In March 2003, the OIG issued a special fraud alert addressing telemarketing by DME suppliers. 68 Fed. Reg. 10,254 (Mar. 4, 2003). The primary purpose of the special fraud alert was to call attention to the statutory prohibition against DME suppliers making unsolicited telephone calls to Medicare beneficiaries regarding the furnishing of covered items. 42 U.S.C. § 1395m(a)(17).

Specifically, federal law prohibits DME suppliers from making unsolicited telephone calls to Medicare beneficiaries regarding the furnishing of covered items, except in three situations: (1) the beneficiary has given written permission to the supplier to make contact by telephone; (2) the contact is regarding a covered item the supplier has already furnished the beneficiary; or (3) the supplier has furnished at least one covered item to the beneficiary during the last 15 months. The law expressly prohi-bits payment to a DME supplier who knowingly submits a claim generated by a prohibited telephone solicitation.

In the special fraud alert, the OIG warns that it has received reports of some DME suppliers using independent marketing firms to make unsolicited telephone calls to Medicare beneficiaries to market Medicare-covered DME. The OIG states in no uncertain terms that "[s]uppliers cannot do indirectly that which they are prohibited from doing directly." 68 Fed. Reg. at 10,255.

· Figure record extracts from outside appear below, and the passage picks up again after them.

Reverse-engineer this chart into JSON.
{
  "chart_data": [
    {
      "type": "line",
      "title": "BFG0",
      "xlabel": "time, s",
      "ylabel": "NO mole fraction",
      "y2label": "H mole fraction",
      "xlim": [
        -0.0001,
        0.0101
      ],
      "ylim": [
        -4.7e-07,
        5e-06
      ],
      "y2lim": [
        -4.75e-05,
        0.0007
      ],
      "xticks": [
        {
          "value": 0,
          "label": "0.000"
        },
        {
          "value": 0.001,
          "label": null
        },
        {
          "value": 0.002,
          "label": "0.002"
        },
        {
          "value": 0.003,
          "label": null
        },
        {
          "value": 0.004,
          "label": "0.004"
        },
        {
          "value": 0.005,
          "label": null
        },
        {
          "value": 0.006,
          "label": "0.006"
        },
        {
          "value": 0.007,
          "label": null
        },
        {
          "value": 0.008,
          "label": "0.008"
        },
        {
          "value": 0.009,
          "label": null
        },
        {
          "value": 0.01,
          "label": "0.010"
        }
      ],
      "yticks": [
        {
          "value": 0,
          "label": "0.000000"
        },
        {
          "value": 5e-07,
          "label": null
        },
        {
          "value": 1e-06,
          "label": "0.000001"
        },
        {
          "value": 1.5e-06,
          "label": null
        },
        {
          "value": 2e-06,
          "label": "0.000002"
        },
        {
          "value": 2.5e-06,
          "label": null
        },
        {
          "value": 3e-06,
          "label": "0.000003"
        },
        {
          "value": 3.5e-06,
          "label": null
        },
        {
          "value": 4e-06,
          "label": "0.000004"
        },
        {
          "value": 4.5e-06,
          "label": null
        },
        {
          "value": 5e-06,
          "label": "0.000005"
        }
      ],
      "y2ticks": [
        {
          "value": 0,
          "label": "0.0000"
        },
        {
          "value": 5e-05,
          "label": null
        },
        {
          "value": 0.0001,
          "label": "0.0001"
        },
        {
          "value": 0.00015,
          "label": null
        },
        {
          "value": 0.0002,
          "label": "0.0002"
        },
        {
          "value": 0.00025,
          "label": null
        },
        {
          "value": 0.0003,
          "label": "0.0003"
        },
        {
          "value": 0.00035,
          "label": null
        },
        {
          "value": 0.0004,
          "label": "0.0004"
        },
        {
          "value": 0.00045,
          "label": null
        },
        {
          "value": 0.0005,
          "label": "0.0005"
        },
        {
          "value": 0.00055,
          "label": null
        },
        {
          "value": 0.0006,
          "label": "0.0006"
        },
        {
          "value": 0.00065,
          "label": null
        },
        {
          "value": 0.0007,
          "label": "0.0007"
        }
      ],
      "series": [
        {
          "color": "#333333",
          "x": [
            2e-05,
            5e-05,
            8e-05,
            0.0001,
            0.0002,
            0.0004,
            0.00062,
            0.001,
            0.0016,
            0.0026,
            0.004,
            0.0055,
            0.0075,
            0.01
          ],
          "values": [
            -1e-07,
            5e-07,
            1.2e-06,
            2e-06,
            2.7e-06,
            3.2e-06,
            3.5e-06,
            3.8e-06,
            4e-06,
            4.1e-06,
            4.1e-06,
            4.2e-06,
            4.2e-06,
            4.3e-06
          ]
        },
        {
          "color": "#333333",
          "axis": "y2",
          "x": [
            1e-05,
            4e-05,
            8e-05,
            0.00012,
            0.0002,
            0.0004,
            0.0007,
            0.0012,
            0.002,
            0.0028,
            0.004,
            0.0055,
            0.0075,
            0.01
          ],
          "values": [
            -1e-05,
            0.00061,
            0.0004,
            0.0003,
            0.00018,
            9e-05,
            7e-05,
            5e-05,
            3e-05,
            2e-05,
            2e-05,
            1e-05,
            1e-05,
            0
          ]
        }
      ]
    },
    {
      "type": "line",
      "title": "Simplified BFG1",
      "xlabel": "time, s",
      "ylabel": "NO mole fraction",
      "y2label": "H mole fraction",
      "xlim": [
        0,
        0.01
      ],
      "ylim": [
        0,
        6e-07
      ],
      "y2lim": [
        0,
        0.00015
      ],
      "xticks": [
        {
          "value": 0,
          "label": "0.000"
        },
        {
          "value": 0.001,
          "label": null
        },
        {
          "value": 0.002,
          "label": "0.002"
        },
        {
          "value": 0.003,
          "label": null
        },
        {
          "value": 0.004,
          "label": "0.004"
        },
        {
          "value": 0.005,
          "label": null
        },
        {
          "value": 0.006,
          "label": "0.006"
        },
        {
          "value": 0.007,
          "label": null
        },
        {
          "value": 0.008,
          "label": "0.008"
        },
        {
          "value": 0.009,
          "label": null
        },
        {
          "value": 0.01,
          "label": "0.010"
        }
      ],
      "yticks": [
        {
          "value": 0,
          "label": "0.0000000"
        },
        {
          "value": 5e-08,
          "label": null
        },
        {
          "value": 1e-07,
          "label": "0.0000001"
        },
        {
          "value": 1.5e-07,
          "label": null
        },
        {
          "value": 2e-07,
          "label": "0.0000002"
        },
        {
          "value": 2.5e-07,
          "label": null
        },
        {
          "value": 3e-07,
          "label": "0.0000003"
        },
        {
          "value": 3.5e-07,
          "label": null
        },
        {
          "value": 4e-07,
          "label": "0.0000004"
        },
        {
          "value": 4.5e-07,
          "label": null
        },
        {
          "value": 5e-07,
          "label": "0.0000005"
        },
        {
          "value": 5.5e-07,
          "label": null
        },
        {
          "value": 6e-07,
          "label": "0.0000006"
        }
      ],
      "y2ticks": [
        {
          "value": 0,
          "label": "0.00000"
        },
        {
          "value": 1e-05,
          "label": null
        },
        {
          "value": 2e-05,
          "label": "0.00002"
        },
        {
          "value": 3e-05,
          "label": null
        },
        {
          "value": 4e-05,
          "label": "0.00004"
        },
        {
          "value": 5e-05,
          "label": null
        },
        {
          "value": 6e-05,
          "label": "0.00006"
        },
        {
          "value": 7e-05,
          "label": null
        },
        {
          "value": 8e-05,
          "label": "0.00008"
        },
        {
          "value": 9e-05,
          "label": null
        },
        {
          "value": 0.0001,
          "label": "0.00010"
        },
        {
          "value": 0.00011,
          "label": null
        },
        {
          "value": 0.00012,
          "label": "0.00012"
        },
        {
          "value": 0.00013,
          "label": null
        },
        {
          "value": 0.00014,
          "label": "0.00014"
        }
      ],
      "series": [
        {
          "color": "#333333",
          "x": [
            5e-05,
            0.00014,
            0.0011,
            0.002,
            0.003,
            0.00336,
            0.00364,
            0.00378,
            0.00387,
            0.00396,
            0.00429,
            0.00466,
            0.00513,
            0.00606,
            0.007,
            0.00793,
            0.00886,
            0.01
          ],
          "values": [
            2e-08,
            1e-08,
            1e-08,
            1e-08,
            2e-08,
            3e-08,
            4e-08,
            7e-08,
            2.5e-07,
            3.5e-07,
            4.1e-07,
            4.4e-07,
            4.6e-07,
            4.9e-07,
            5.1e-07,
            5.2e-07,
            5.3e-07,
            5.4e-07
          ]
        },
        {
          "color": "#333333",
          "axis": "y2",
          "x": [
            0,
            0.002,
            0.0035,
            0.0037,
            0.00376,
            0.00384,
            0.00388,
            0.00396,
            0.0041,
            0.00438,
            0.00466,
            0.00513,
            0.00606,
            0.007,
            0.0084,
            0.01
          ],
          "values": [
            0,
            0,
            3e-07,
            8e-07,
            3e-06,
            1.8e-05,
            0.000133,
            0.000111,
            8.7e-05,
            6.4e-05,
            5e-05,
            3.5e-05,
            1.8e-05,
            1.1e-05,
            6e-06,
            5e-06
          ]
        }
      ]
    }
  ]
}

Not only does the OIG state that the law prohibits unsolicited telephone contacts by DME suppliers as well as telemarketers on behalf of DME suppliers, but the OIG goes on to assert that DME suppliers should be "responsible for verifying that marketing activities performed by third parties with whom the supplier contracts ...do not involve prohibited activity." 68 Fed. Reg. at 10,255. Moreover, the OIG claims that DME suppliers should ensure "that information purchased from such third parties was neither obtained, nor derived, from prohibited activity." Id. The OIG also warns that both the DME supplier and the telemarketer are potentially liable for criminal, civil, and administrative penalties for causing false claims to be submitted.

The special fraud alert raises a couple of interesting issues. First, the standard under 42 U.S.C. § 1395m(a)(17) is whether the supplier knowingly submitted a claim generated through a prohibited telephone solicitation. Although knowingly is not explicitly defined in this statute, the OIG seems to be taking the position that it means the DME supplier either knew or should have known. With regard to the liability of DME suppliers, the OIG appears to be attempting to use the special fraud alert platform to establish a standard of care for DME suppliers. By stating in the DME telemarketing special fraud alert that DME suppliers are responsible for verifying marketing activities performed by telemarketers on behalf of the supplier as well as the results of general marketing activities that are used by the DME supplier, the OIG is setting the stage to argue in a future enforcement action that if a DME supplier failed to supervise telemarketers then they "should have known" the information from the telemarketers was gathered through inappropriate telephone solicitations. With regard to the liability of the telemarketers, the OIG is moving beyond the confines of 42 U.S.C. § 1395m(a)(17), which on its face only applies DME suppliers. It would seem that the OIG must be relying on broader language from the general False Claims Act that prohibits "causing to be submitted" false claims.

The second interesting issue raised by the special fraud alert is the interplay between 42 U.S.C. § 1395m(a)(17) and the limitations on marketing imposed by the HIPAA privacy rules. HIPAA expressly requires an authorization to use or disclose protected health information for any marketing communications, except in two circumstances: (1) when the communication occurs in a face-to-face encounter between the covered entity and the individual; or (2) the communication involves a promotional gift of nominal value. 45 C.F.R. § 164.508(a)(3). [For a more detailed discussion of HIPAA and marketing, see Janet DiAntonio and Jim Wieland's article, "Marketing Under HIPAA," which appeared in the Fall/Winter 2002 issue of the Health Law Alert.] Neither of these exceptions seems applicable to the prohibition against telephone solicitations. However, the definition of marketing contains three exceptions that appear to give some latitude to DME suppliers. In general, marketing is defined as any "communication about a product or service that encourages recipients of the communication to purchase or use the product or service." 45 C.F.R. § 164.501. Yet, it does not include communications made: (1) to describe a health-related product or service that is provided by the health care provider making the communication; (2) for the treatment of the individual; or (3) for the case management or care coordination for the individual, or to direct or recommend alternative treatments, therapies, health care providers, or settings of care to the individual. Id.

In developing policies and procedures on appropriate telemarketing activities, DME suppliers must carefully consider both the OIG's DME telemarketing special fraud alert and the HIPAA privacy rule. Although HIPAA would appear to permit unsolicited telephone calls to describe a health-related product or service provided by the DME supplier or to recommend alternative treatments, the prohibition against unsolicited telephone calls could nonetheless prohibit such calls unless the beneficiary has given a written authorization, the call is about an item already furnished to the beneficiary, or the DME supplier has furnished at least one covered item to the beneficiary during the preceding 15 months.